“Made in Sudan” and two positive points on Sudanese Economy

Mekki ElMograbi

1\ The Ministry of Industry organized the “Made in Sudan” exhibition in collaboration with Sudanese Free Zones Company and Chambers of Industry. The Expo is dedicated only to goods and products made in Sudan. 

I wrote before about Ibrahim AL-SHEIKH, the Minister of Industry and the former president of the Sudanese Congress Party in my article “Four New Leaders for Free Economy and Better Relations with the World”.

I believe now and after this expo, we need to interview this man on the details of his plan on launching a new era of industrialization in Sudan.

The expo missed international media presence to help broadcast the real image of prosperous industries in Sudan.

More than 6 industrial sectors of industries showing more than 100 products already with well-known names and reputation in the region.  Not just that, but new inventions and brands too.

I just picked up the new delicious and healthy Sudanese mayonnaise made of baobab powder (“Tabaldi”) by KRIX company. The idea is simple, Tabaldi is full of vitamins A and C, and has the same color of mayonnaise with a unique and organic flavor.

I want here to pose some questions to the minister of industry; how can his ministry launch any plan while the new cabinet has failed to declare an inclusive program for government?
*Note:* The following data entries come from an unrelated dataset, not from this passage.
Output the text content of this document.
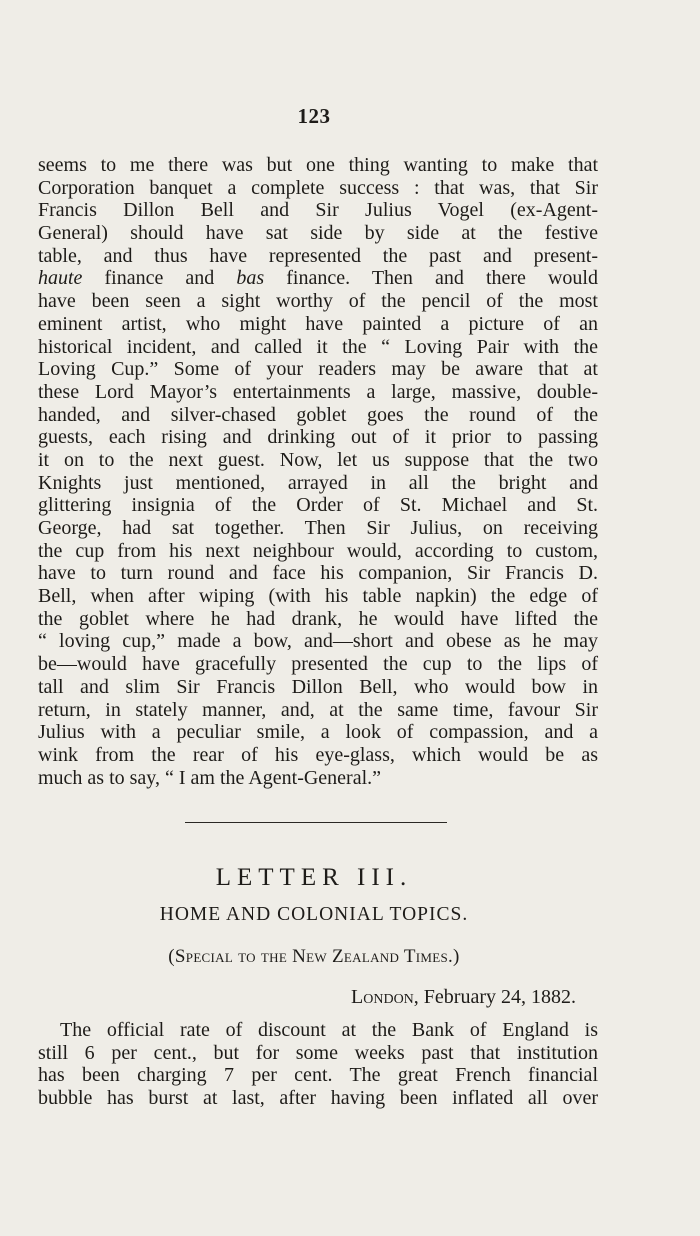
123
seems to me there was but one thing wanting to make that
Corporation banquet a complete success : that was, that Sir
Francis Dillon Bell and Sir Julius Vogel (ex-Agent-
General) should have sat side by side at the festive
table, and thus have represented the past and present-
haute finance and bas finance. Then and there would
have been seen a sight worthy of the pencil of the most
eminent artist, who might have painted a picture of an
historical incident, and called it the “ Loving Pair with the
Loving Cup.” Some of your readers may be aware that at
these Lord Mayor’s entertainments a large, massive, double-
handed, and silver-chased goblet goes the round of the
guests, each rising and drinking out of it prior to passing
it on to the next guest. Now, let us suppose that the two
Knights just mentioned, arrayed in all the bright and
glittering insignia of the Order of St. Michael and St.
George, had sat together. Then Sir Julius, on receiving
the cup from his next neighbour would, according to custom,
have to turn round and face his companion, Sir Francis D.
Bell, when after wiping (with his table napkin) the edge of
the goblet where he had drank, he would have lifted the
“ loving cup,” made a bow, and—short and obese as he may
be—would have gracefully presented the cup to the lips of
tall and slim Sir Francis Dillon Bell, who would bow in
return, in stately manner, and, at the same time, favour Sir
Julius with a peculiar smile, a look of compassion, and a
wink from the rear of his eye-glass, which would be as
much as to say, “ I am the Agent-General.”
LETTER III.
HOME AND COLONIAL TOPICS.
(Special to the New Zealand Times.)
London, February 24, 1882.
The official rate of discount at the Bank of England is
still 6 per cent., but for some weeks past that institution
has been charging 7 per cent. The great French financial
bubble has burst at last, after having been inflated all over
It is not only the ambitious and smart plans of industrialization that can make the change, but rather it is the financial policies of the entire government.  One minister cannot make the change; one hand cannot clap!

Lives and Profits

2\ The exchange rate for Sudanese currency (SDG) is almost stable. All who were resistant to the idea of floating Sudanese currency are saying now loudly “Wow, it works”, the new cabinet made it!

Still, there is currently a heating discussion over the incentives that should be presented to the Sudanese who work abroad in order to attract their savings.

Some of them are criticizing the government and accusing its different authorities of taking from them with the left hand what was given to them with the right hand.

The stability in the exchange rate in Sudan, that was the doing of one decisive decision, proves again that the Sudanese economy is ready to be reformed and changed into a successful economy. The time needed for this change is shorter than what we expect.

3\ I watched the visit of Dr. Abdalla HAMDOK, Sudan’s PM, to the General Medical Supplies Authority to discuss urgent solutions to the medicine situation.

I found some answers to most of the questions. However, there is no complete and final solution but the situation is better than it was before six months. 

“Some remedies now cost more than the minimum wage,” the Professional Pharmacists Association of Sudan said in a statement on the rising prices of essential medicines.

What are the reasons? It is clear that with foreign currency shortages and inflation, the prices will be high and unstable but at least when things are available you can manage their prices with either direct governmental support or health insurance.

There should also be a bigger role for Sudanese NGOs that work with international agencies.

The second cabinet after the revolutionary change is paying the price of the crisis made by the previous cabinet, which was socialists-dominated and raised the slogan “lives are more important than profits”.

It is true that nothing more important than the lives of people but the idealistic slogan has been misinterpreted in aggressive media campaigns against the private sector and led to misunderstanding between the government and the medical companies and pharmaceutical factories.